CHP İzmir Milletvekili Murat Bakan, Maden Yönetmeliği’nde yapılan değişiklikle zeytinliklerin maden sahasına çevrilmesinin önünün açılmasına tepki göstererek, 'Ferman AKP’nin, zeytinler bizim. Biz, zeytinimizi, bu kadim mirasımızı hiç kimsenin eline bırakmayacağız' dedi.

Enerji ve Tabii Kaynaklar Bakanlığı’nın Maden Yönetmeliği’nde yaptığı değişiklikle zeytinlik alanların maden sahasına çevrilmesinin önü açıldı. Murat Bakan, bugün yaptığı yazılı açıklamada bu değişikliğe tepki gösterdi.

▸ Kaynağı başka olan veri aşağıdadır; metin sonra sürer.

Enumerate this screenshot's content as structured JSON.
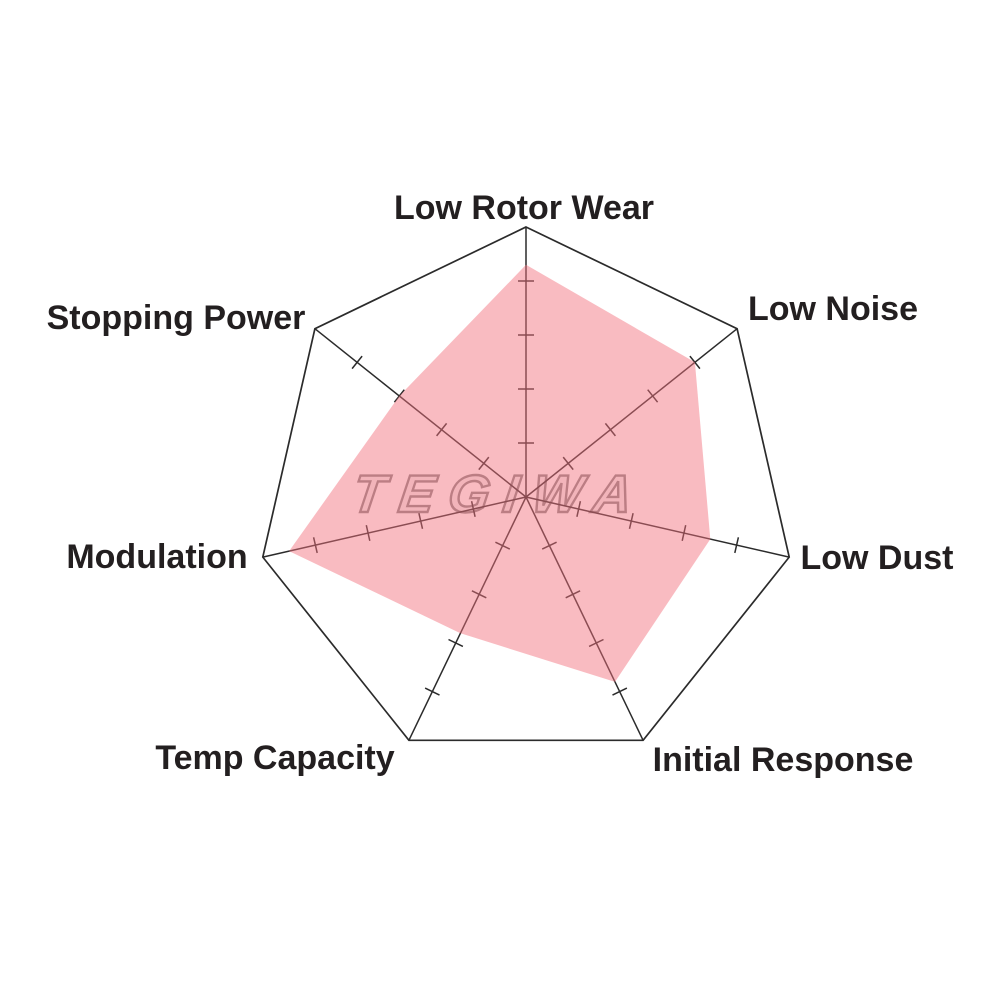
{
  "chart_data": {
    "type": "radar",
    "title": "",
    "categories": [
      "Low Rotor Wear",
      "Low Noise",
      "Low Dust",
      "Initial Response",
      "Temp Capacity",
      "Modulation",
      "Stopping Power"
    ],
    "values": [
      4.3,
      4.0,
      3.5,
      3.8,
      2.8,
      4.5,
      3.0
    ],
    "scale_min": 0,
    "scale_max": 5,
    "tick_step": 1,
    "axes_count": 7,
    "grid_style": "outer heptagon boundary with radial spokes and perpendicular unit ticks, no concentric rings",
    "legend": "none",
    "fill_color": "#F2707D",
    "fill_opacity": 0.48,
    "line_color": "#2B2B2B",
    "label_color": "#231F20",
    "background_color": "#FFFFFF",
    "watermark_text": "TEGIWA",
    "watermark_stroke_color": "#646464",
    "watermark_fill_color": "#B4B4B4"
  }
}
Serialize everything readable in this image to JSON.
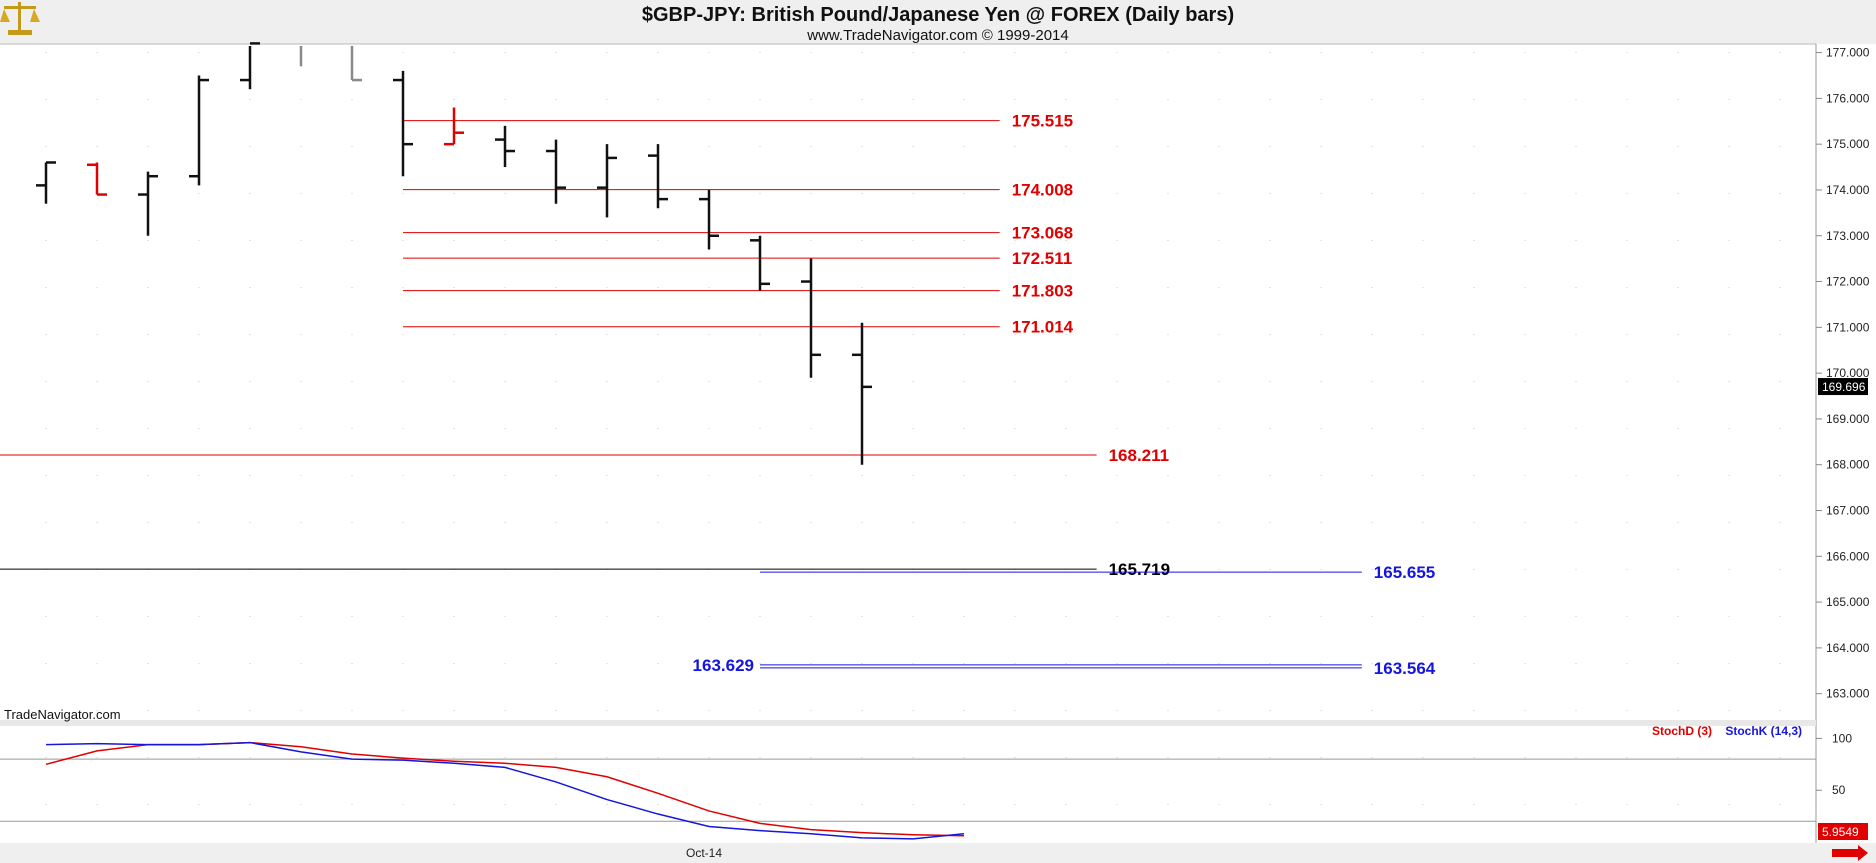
{
  "header": {
    "title": "$GBP-JPY:  British Pound/Japanese Yen @ FOREX  (Daily bars)",
    "subtitle": "www.TradeNavigator.com © 1999-2014"
  },
  "footer": {
    "watermark": "TradeNavigator.com",
    "month_label": "Oct-14"
  },
  "icons": {
    "logo": "scales-of-justice-icon",
    "scroll": "right-arrow-icon"
  },
  "chart_data": [
    {
      "type": "ohlc",
      "title": "$GBP-JPY:  British Pound/Japanese Yen @ FOREX  (Daily bars)",
      "ylim": [
        162.6,
        177.1
      ],
      "y_ticks": [
        "177.000",
        "176.000",
        "175.000",
        "174.000",
        "173.000",
        "172.000",
        "171.000",
        "170.000",
        "169.000",
        "168.000",
        "167.000",
        "166.000",
        "165.000",
        "164.000",
        "163.000"
      ],
      "last_price": "169.696",
      "bars": [
        {
          "o": 174.1,
          "h": 174.6,
          "l": 173.7,
          "c": 174.6,
          "color": "black"
        },
        {
          "o": 174.55,
          "h": 174.6,
          "l": 173.9,
          "c": 173.9,
          "color": "red"
        },
        {
          "o": 173.9,
          "h": 174.4,
          "l": 173.0,
          "c": 174.3,
          "color": "black"
        },
        {
          "o": 174.3,
          "h": 176.5,
          "l": 174.1,
          "c": 176.4,
          "color": "black"
        },
        {
          "o": 176.4,
          "h": 177.2,
          "l": 176.2,
          "c": 177.2,
          "color": "black"
        },
        {
          "o": null,
          "h": 177.2,
          "l": 176.7,
          "c": null,
          "color": "gray"
        },
        {
          "o": null,
          "h": 177.2,
          "l": 176.4,
          "c": 176.4,
          "color": "gray"
        },
        {
          "o": 176.4,
          "h": 176.6,
          "l": 174.3,
          "c": 175.0,
          "color": "black"
        },
        {
          "o": 175.0,
          "h": 175.8,
          "l": 175.0,
          "c": 175.25,
          "color": "red"
        },
        {
          "o": 175.1,
          "h": 175.4,
          "l": 174.5,
          "c": 174.85,
          "color": "black"
        },
        {
          "o": 174.85,
          "h": 175.1,
          "l": 173.7,
          "c": 174.05,
          "color": "black"
        },
        {
          "o": 174.05,
          "h": 175.0,
          "l": 173.4,
          "c": 174.7,
          "color": "black"
        },
        {
          "o": 174.75,
          "h": 175.0,
          "l": 173.6,
          "c": 173.8,
          "color": "black"
        },
        {
          "o": 173.8,
          "h": 174.0,
          "l": 172.7,
          "c": 173.0,
          "color": "black"
        },
        {
          "o": 172.9,
          "h": 173.0,
          "l": 171.8,
          "c": 171.95,
          "color": "black"
        },
        {
          "o": 172.0,
          "h": 172.5,
          "l": 169.9,
          "c": 170.4,
          "color": "black"
        },
        {
          "o": 170.4,
          "h": 171.1,
          "l": 168.0,
          "c": 169.7,
          "color": "black"
        }
      ],
      "levels": [
        {
          "value": 175.515,
          "label": "175.515",
          "color": "#e00000",
          "from_bar": 7,
          "to_bar": 18.7,
          "label_side": "right"
        },
        {
          "value": 174.008,
          "label": "174.008",
          "color": "#e00000",
          "from_bar": 7,
          "to_bar": 18.7,
          "label_side": "right"
        },
        {
          "value": 173.068,
          "label": "173.068",
          "color": "#e00000",
          "from_bar": 7,
          "to_bar": 18.7,
          "label_side": "right"
        },
        {
          "value": 172.511,
          "label": "172.511",
          "color": "#e00000",
          "from_bar": 7,
          "to_bar": 18.7,
          "label_side": "right"
        },
        {
          "value": 171.803,
          "label": "171.803",
          "color": "#e00000",
          "from_bar": 7,
          "to_bar": 18.7,
          "label_side": "right"
        },
        {
          "value": 171.014,
          "label": "171.014",
          "color": "#e00000",
          "from_bar": 7,
          "to_bar": 18.7,
          "label_side": "right"
        },
        {
          "value": 168.211,
          "label": "168.211",
          "color": "#e00000",
          "from_bar": -1,
          "to_bar": 20.6,
          "label_side": "right"
        },
        {
          "value": 165.719,
          "label": "165.719",
          "color": "#000000",
          "from_bar": -1,
          "to_bar": 20.6,
          "label_side": "right"
        },
        {
          "value": 165.655,
          "label": "165.655",
          "color": "#1515e0",
          "from_bar": 14.0,
          "to_bar": 25.8,
          "label_side": "right"
        },
        {
          "value": 163.629,
          "label": "163.629",
          "color": "#1515e0",
          "from_bar": 14.0,
          "to_bar": 25.8,
          "label_side": "left"
        },
        {
          "value": 163.564,
          "label": "163.564",
          "color": "#1515e0",
          "from_bar": 14.0,
          "to_bar": 25.8,
          "label_side": "right"
        }
      ]
    },
    {
      "type": "line",
      "title": "",
      "ylim": [
        0,
        112
      ],
      "y_ticks": [
        "100",
        "50"
      ],
      "reference_lines": [
        80,
        20
      ],
      "last_value": "5.9549",
      "series": [
        {
          "name": "StochD (3)",
          "color": "#e00000",
          "values": [
            75,
            88,
            94,
            94,
            96,
            92,
            85,
            81,
            78,
            76,
            72,
            63,
            47,
            30,
            18,
            12,
            9,
            7,
            6
          ]
        },
        {
          "name": "StochK (14,3)",
          "color": "#1515e0",
          "values": [
            94,
            95,
            94,
            94,
            96,
            87,
            80,
            79,
            76,
            72,
            58,
            41,
            27,
            15,
            11,
            8,
            4,
            3,
            8
          ]
        }
      ]
    }
  ]
}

Murat Bakan, 'Ferman AKP’nin, zeytinler bizim. Biz, zeytinimizi, bu kadim mirasımızı hiç kimsenin eline bırakmayacağız. Elimizden geleni ardımıza koymayacağız. Tıpkı bir zeytin ağacının Homeros’un kulağına fısıldadığı gibi; ‘Herkese aitim ve kimseye ait değilim. Sen gelmeden önce buradaydım ve sen gittikten sonra da burada olacağım' dedi. Yönetmelik değişikliğiyle ülkenin doğasına ihanet edildiğini savunan Murat Bakan, şunları kaydetti:

Enerji ve Tabii Kaynaklar Bakanlığı, Akbelen Ormanları’ndaki 700 dönümlük ormanlık alanın kesilerek maden ocağı açılmasına karşı mahkemenin bilirkişi keşfinin yapılacağı hafta, 3573 sayılı Zeytinciliğin Islahı ve Yabanilerinin Aşılattırılması Hakkında Kanuna aykırı bir yönetmelik yayınlayarak zeytinliklerin maden sahalarına çevrilmesinin önünü açtı. Tepkiler nedeniyle daha önce farklı kanunlarda yapılan değişikliklerle denemesine rağmen zeytinlikleri talana açmayı başaramayan iktidar, yönetmelikle mevzuatı delerek, ülkeyi adeta kazı bahçesine dönüştüren maden şirketlerine hizmet için yeni adım attı. Kurulu gücün ancak yarısını kullanabilen ülkemizde ‘elektrik ihtiyacının karşılanması’ gerekçesiyle zeytinliklerin maden sahasına çevrilmesinin önü açılması, üç beş yandaşın cebi dolacak diye ekosistemin yok edilmesinden öte bir anlam ifade etmiyor.

'HER FIRSATTA BU ÜLKE DOĞASINA İHANET ETTİLER'

Zaten doğa ile uyumlu bir şekilde uluslararası standartlara göre madencilik faaliyetlerinin yapılmasını sağlamak gibi bir niyetleri yok. Soma’da, 2014’te zeytinlikleri gece yarısı baskınıyla söktüler. Ömrünü doldurmuş termik santrallerin baca gazı filtresi olmadan iki yıl daha işletmeye devam etsinler diye mücadele ettiler. Her fırsatta bu ülkeye de bu ülkenin doğasına da ihanet ettiler. Şimdi de elektrik üretimi bahane edip yandaş firmalara rant yaratmak uğruna, kadim bir miras olan ve doğamızda kalan son güzellikleri, zeytinliklerimizi yok etmenin önünü açtılar.

'SÖKÜLENİN YERİNE YENİSİNİ EKMEK Mİ REHABİLİTE'

İnsan aklıyla alay edercesine yönetmelikte ‘Madencilik faaliyeti yürütecek kişinin madencilik faaliyetleri bitiminde sahayı rehabilite ederek eski hale getireceği’ ifade edilmiş. Tahrip edilen zeytinliğin rehabilite edilip eski haline getirilmesi nasıl mümkün olabilir? Maden işletiyorum bahanesiyle zeytinliği talan edip, ekosistemi yok edip, fide diktiğinizde orayı rehabilite etmiş mi oluyorsunuz? Bin yıllık, 500 yıllık ağaçları yok edip yerine yenisini ekmek nasıl bir rehabilite? Bu nasıl bir kamu yararı? Dünya yenilenebilir enerjiye yönelmişken, kömürlü termik santraller çağ dışı kalmışken siz kömürlü termik santraller için zeytinlikleri yok edecek kararı hangi akılla verdiniz?